# BFD output hum -not ground loop associated



## Guest (Feb 20, 2007)

I added a BFD 1124P to my system in October. After following the forum threads I decided to play with my settings. I verified and eliminated my ground loop hum with a cheater plug. Temporary fix, I know. Ran REW, found my peaks and assigned filters. I input my filter values into the BFD manually. As I set my last filter, my sub started to hum. The hum is heard only in either of the two BFD output modes. If I set the IN/OUT swith to BYPASS mode (monitoring the input level) the hum goes away. With all equipment powered down with the exception of the BFD and sub, the hum is present. I leave the BFD on 24/7. The hum is still present the following day. So it appears the BFD is the source of the hum. This weekend I powered down the system with the exception of the BFD and my sub. I picked up a DVD which was propped against the BFD. Suddenly the sub started to hiss and crackle. I looked at the BFD and the LED's for both channels were completely lit up. Powered the BFD and sub down and back up and all was back to "normal". As I am in the desert and it is very dry here, could I have zapped something in the BFD with static electricity and caused damage resulting in this hum? I have have not seen any threads describing this type of BFD behaviour. Any insight would be greatly appreciated.

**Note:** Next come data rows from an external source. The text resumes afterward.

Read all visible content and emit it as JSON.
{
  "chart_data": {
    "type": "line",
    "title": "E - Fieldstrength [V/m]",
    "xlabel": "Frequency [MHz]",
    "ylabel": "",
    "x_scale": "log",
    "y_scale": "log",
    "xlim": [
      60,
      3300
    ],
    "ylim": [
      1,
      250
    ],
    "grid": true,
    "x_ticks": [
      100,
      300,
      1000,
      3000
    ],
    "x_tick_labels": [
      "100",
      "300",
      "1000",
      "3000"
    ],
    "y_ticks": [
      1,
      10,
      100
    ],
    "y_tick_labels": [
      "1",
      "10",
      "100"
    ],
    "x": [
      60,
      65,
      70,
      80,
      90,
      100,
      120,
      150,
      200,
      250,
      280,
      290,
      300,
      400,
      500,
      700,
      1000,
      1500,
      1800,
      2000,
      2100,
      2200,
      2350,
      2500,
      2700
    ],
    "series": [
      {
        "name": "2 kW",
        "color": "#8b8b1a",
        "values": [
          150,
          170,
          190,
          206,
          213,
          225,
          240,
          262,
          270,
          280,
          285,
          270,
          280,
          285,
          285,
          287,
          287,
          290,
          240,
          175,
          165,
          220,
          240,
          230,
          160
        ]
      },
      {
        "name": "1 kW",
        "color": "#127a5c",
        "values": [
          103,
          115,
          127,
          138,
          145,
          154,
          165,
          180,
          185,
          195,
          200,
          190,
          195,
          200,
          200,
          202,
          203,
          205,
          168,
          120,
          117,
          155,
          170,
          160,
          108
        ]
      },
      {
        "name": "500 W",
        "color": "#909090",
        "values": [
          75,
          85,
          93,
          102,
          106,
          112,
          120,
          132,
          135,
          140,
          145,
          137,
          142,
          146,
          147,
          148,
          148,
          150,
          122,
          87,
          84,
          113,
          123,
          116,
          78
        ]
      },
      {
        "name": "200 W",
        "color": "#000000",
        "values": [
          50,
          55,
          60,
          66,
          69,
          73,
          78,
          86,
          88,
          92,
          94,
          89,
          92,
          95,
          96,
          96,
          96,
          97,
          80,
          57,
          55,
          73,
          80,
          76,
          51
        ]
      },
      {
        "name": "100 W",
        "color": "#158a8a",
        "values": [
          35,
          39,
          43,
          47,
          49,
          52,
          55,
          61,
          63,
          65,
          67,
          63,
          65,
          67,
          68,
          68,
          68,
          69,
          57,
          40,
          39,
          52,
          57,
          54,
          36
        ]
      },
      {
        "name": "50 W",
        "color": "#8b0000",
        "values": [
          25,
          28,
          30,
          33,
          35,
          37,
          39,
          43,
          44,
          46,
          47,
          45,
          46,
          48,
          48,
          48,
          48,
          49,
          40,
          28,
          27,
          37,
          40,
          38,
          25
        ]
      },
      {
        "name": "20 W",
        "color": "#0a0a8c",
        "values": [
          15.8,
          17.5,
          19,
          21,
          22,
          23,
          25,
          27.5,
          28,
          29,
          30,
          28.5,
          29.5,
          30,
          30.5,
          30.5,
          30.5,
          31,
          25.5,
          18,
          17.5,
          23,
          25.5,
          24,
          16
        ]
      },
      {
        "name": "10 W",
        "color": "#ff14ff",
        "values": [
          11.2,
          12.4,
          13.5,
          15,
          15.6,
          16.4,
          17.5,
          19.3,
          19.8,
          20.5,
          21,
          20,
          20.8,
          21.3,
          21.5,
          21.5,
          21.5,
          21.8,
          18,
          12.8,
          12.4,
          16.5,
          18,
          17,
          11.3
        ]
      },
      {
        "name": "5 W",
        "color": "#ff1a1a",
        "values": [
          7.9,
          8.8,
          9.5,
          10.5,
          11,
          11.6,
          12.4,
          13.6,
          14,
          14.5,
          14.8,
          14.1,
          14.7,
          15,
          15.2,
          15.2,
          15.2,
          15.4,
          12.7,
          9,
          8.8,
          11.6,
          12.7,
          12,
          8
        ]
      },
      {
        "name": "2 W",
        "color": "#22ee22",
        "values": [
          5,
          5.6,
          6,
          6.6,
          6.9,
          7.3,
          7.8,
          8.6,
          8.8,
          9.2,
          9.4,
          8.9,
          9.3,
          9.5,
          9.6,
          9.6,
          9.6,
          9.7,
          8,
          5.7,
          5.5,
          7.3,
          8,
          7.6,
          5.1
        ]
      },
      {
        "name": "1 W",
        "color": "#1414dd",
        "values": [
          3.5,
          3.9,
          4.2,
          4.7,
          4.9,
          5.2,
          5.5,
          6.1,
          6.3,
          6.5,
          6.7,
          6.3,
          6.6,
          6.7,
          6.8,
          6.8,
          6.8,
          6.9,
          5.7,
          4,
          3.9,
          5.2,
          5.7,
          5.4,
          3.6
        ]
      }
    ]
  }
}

On a seperate BFD topic, I am considering adding the Hsu MBM-12 mid-bass unit. My sub would then cover the 50hz and below range and the MBM-12 would cover the 50hz-80hz range. Is it better to split the LFE channel before the BFD input, utilizing one channel for each unit or to use one input channel and split the BFD output?
Thanks,
Scott


----------



## bobgpsr (Apr 20, 2006)

It could be a component in the BFD internal power supply that is failing. An electrolytic capacitor leaked and has dried out. Part of a full wave bridge rectifier failed, etc. Caps are always the most likely thing to fail nowadays. The lower than normal and noisier resultant internal voltage could make the rest of the BFD act flakey.


----------